In 2018 the team withdrew from the Central Premier League prior to the start of the season. The manager Ian McGrath was quoted as saying "The player pool available in Taranaki simply isn't deep enough to support a team playing at Central League level and with seven key experienced local players unavailable this season due to a combination of work and personal commitments, retirement and injury it has proved impossible to replace them." The other issue was that squad players had to commit to extensive travel during the season.

==Players 2016 season==

| No. | Pos. | Nation | Player |
|---|---|---|---|
| 1 | GK | CRC | Santiago Fernandez |
| 3 | DF | NZL | Jeremy Hill |
| 4 | DF | NZL | Paul Cunningham |
| 5 |  | NZL | John Willetts |
| 6 | DF | ENG | Jack Roberts |
| 7 | DF | NZL | Jeremy Hawkes |
| 8 | DF | NZL | Russel Laird |
| 9 |  | NZL | Ben Moore |
| 10 |  | NZL | Wade Randle |
| 11 |  | USA | Tyler Stephens |
| 12 |  | NZL | Rodrigo Mangini |
| 13 | MF | NZL | Nathan Hill |

| No. | Pos. | Nation | Player |
|---|---|---|---|
| 14 |  | ITA | Sandro Grandi |
| 15 |  | NZL | Ryan Holden |
| 16 | DF | NZL | Dom Squatriti |
| 17 |  | NZL | Sam De St Croix |
| 18 |  | NZL | Vance Hoskin |
| 19 |  | NZL | Mark Bland |
| 20 | FW | NZL | Joshua Smith |
| 21 | FW | NZL | Damien Mosquera |
| 22 |  | NZL | Sam Adeyinka |
| 23 | MF | NZL | Mustafa Can |
| 24 | FW | URU | Nicolas Varela |
| RGK | GK | NZL | Nick Hayward |

==Players 2017 season==

| No. | Pos. | Nation | Player |
|---|---|---|---|
| 1 | GK | CRC | Santiago Fernandez |
| 3 | DF | NZL | Jeremy Hill |
| 4 | DF | NZL | Paul Cunningham |
| 5 |  | NZL | John Willetts |
| 6 | DF | ENG | Jack Roberts |
| 7 | DF | NZL | Jeremy Hawkes |
| 8 | DF | NZL | Russel Laird |
| 9 |  | NZL | Ben Moore |
| 10 |  | NZL | Wade Randle |
| 11 |  | USA | Tyler Stephens |
| 12 |  | NZL | Rodrigo Mangini |
| 13 | MF | NZL | Nathan Hill |

| No. | Pos. | Nation | Player |
|---|---|---|---|
| 14 |  | ITA | Sandro Grandi |
| 15 | MF | NZL | Brad Hickling |
| 16 | DF | NZL | Dom Squatriti |
| 17 |  | NZL | Sam De St Croix |
| 18 |  | NZL | Vance Hoskin |
| 19 |  | NZL | Mark Bland |
| 20 | FW | NZL | Joshua Smith |
| 21 | MF | NZL | Stephen Kibby |
| 22 |  | NZL | Sam Adeyinka |
| 23 | MF | NZL | Mustafa Can |
| 24 | MF | CAN | Gavin Hoy |
| RGK | GK | NZL | Nick Hayward |

==Staff==
- Ian McGrath (Coach)
- Steve Kerfoot (Assistant Coach)
- Joe Munro (Manager)
- Troy Savage (GK Coach)

== Taranaki United ==
Another composite club Taranaki team, Taranaki United (TU), was formed in 1975 with the Taranaki clubs contributing players to a Central League side.
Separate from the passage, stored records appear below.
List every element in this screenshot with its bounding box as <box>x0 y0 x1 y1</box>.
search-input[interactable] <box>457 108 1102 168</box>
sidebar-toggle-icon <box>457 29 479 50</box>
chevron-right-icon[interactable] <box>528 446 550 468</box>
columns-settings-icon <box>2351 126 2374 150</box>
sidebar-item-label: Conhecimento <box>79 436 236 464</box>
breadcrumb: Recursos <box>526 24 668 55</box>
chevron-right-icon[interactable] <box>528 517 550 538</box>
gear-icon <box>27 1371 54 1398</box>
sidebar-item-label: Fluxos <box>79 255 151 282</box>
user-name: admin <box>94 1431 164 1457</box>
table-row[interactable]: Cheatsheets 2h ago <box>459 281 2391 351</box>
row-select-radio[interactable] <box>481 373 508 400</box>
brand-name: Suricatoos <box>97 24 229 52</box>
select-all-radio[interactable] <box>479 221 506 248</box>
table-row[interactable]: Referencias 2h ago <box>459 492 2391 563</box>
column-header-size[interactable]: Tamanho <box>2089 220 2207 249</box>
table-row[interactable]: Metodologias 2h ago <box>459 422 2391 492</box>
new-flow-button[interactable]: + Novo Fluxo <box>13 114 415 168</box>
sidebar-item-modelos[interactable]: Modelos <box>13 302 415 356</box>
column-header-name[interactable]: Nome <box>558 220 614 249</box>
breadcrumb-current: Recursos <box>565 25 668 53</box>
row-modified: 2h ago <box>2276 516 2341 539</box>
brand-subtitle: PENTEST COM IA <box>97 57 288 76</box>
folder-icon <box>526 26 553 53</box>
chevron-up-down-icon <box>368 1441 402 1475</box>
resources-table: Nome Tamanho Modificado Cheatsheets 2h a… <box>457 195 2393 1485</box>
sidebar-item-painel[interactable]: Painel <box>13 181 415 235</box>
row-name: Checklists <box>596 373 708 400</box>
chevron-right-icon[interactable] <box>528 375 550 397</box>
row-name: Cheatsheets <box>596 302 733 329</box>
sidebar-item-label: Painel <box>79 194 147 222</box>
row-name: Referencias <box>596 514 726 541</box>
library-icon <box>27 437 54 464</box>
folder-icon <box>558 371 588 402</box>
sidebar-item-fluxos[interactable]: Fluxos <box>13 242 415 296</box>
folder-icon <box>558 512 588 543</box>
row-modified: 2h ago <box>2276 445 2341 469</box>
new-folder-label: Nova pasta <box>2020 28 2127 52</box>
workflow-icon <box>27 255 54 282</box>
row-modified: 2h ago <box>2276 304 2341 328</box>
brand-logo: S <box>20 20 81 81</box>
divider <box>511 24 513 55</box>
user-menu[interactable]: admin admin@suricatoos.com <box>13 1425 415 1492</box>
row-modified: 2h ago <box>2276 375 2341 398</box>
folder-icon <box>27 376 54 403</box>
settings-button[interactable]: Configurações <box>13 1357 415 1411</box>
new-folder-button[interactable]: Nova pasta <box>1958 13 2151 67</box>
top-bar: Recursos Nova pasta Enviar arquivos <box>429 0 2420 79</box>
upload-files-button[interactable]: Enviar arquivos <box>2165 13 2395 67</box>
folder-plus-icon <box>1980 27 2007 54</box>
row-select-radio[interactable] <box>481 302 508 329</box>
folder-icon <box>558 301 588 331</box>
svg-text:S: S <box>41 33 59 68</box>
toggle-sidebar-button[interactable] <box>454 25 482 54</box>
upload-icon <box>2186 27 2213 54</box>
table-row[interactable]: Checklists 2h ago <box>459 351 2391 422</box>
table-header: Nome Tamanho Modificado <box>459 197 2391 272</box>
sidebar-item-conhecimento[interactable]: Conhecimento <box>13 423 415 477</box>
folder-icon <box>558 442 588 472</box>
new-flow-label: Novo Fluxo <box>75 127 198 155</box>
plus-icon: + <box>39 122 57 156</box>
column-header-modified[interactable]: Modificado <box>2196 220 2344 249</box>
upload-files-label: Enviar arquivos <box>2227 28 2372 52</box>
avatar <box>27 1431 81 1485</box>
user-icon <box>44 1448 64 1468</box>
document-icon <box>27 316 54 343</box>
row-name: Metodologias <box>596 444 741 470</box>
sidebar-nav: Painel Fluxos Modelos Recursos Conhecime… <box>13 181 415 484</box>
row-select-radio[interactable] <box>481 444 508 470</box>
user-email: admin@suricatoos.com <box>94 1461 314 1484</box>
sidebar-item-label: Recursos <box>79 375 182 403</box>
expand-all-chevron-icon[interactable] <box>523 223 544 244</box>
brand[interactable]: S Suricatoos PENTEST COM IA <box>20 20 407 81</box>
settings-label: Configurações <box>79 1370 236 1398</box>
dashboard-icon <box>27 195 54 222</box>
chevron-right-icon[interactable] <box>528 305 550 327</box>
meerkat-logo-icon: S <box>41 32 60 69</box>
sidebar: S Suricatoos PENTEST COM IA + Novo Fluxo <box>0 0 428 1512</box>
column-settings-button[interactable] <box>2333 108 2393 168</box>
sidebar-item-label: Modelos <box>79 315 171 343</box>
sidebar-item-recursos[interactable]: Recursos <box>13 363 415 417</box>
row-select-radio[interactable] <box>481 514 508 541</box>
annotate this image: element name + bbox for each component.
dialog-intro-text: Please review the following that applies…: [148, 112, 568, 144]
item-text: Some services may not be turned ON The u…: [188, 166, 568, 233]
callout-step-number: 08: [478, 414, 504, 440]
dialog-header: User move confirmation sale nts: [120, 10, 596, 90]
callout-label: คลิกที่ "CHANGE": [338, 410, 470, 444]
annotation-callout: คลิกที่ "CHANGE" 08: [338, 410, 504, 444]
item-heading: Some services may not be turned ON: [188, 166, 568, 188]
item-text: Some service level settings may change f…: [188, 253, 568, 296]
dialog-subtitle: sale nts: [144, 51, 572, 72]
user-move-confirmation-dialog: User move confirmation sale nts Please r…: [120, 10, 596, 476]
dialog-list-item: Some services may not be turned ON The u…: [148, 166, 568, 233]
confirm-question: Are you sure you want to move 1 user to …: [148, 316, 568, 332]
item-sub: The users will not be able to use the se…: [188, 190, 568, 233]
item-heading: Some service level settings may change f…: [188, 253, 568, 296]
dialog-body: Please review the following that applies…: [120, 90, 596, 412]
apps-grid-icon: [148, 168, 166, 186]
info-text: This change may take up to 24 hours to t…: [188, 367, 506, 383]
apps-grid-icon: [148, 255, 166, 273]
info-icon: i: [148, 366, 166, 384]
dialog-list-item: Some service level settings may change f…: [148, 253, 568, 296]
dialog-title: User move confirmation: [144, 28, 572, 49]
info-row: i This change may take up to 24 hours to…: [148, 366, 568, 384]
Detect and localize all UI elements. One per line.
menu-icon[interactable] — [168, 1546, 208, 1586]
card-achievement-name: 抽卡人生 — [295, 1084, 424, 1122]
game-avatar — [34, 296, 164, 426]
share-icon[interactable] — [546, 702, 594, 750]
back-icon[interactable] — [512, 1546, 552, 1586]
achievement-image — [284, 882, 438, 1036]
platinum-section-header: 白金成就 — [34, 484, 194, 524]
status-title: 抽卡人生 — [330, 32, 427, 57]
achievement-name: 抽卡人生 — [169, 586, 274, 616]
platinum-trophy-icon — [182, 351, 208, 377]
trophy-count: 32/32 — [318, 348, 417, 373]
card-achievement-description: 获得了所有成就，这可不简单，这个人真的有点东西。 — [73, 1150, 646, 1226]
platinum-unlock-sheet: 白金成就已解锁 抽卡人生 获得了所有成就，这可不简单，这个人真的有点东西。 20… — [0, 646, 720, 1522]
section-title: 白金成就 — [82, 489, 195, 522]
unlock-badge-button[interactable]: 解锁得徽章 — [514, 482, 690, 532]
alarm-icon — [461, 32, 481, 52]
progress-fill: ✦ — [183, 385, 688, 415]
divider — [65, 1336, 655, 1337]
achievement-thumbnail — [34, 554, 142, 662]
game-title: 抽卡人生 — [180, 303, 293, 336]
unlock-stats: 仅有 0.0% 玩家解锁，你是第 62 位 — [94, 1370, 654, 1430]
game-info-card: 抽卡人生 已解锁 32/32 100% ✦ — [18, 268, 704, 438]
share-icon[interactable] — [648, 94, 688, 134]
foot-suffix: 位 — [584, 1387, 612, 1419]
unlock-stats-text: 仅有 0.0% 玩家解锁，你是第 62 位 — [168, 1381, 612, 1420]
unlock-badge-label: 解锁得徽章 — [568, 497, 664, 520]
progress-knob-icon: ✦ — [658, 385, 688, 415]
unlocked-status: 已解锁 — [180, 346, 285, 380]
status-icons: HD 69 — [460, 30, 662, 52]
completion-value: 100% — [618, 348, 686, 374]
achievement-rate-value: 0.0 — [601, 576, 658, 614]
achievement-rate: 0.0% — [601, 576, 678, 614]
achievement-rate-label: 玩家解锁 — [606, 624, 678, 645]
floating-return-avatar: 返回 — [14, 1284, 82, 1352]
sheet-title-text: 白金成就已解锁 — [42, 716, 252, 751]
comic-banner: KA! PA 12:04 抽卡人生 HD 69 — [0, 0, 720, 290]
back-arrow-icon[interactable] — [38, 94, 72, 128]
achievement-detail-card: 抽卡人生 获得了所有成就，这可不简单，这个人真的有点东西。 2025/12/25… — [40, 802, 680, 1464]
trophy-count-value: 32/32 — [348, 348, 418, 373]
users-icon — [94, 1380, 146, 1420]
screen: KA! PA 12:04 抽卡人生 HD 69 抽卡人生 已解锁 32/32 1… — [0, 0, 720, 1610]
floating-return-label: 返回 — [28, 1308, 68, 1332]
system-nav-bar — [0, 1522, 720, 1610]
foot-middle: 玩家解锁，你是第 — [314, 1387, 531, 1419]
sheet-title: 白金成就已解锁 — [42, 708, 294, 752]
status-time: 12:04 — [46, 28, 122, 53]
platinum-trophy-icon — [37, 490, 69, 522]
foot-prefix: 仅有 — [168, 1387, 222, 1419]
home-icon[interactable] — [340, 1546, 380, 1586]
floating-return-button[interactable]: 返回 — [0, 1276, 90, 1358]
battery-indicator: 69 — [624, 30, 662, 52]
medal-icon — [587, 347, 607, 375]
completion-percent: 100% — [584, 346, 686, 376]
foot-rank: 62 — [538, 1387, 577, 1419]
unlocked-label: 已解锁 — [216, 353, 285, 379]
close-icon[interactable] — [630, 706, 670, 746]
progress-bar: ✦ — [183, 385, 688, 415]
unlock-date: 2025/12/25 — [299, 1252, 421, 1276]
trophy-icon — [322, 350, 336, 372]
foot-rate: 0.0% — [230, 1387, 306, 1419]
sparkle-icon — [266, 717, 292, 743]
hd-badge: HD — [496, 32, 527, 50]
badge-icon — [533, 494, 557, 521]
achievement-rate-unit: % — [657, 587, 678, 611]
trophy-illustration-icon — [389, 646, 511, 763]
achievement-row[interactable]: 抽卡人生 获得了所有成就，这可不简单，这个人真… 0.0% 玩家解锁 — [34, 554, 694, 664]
The team continued as Moturoa, completing the 1975 season in the Central League second division, before being relegated. Taking over the league position for the 1976 Central League North Qualifying Division, TU won promotion back to the 1977 Central League second division undefeated. In 1982 New Plymouth Old Boys bought the Taranaki Football Co. as a limited company. Central City left the arrangement in 1983. The side continued playing under the Taranaki name for sponsorship purposes until the team was discontinued in 1984 with Old Boys retaining the Central League position.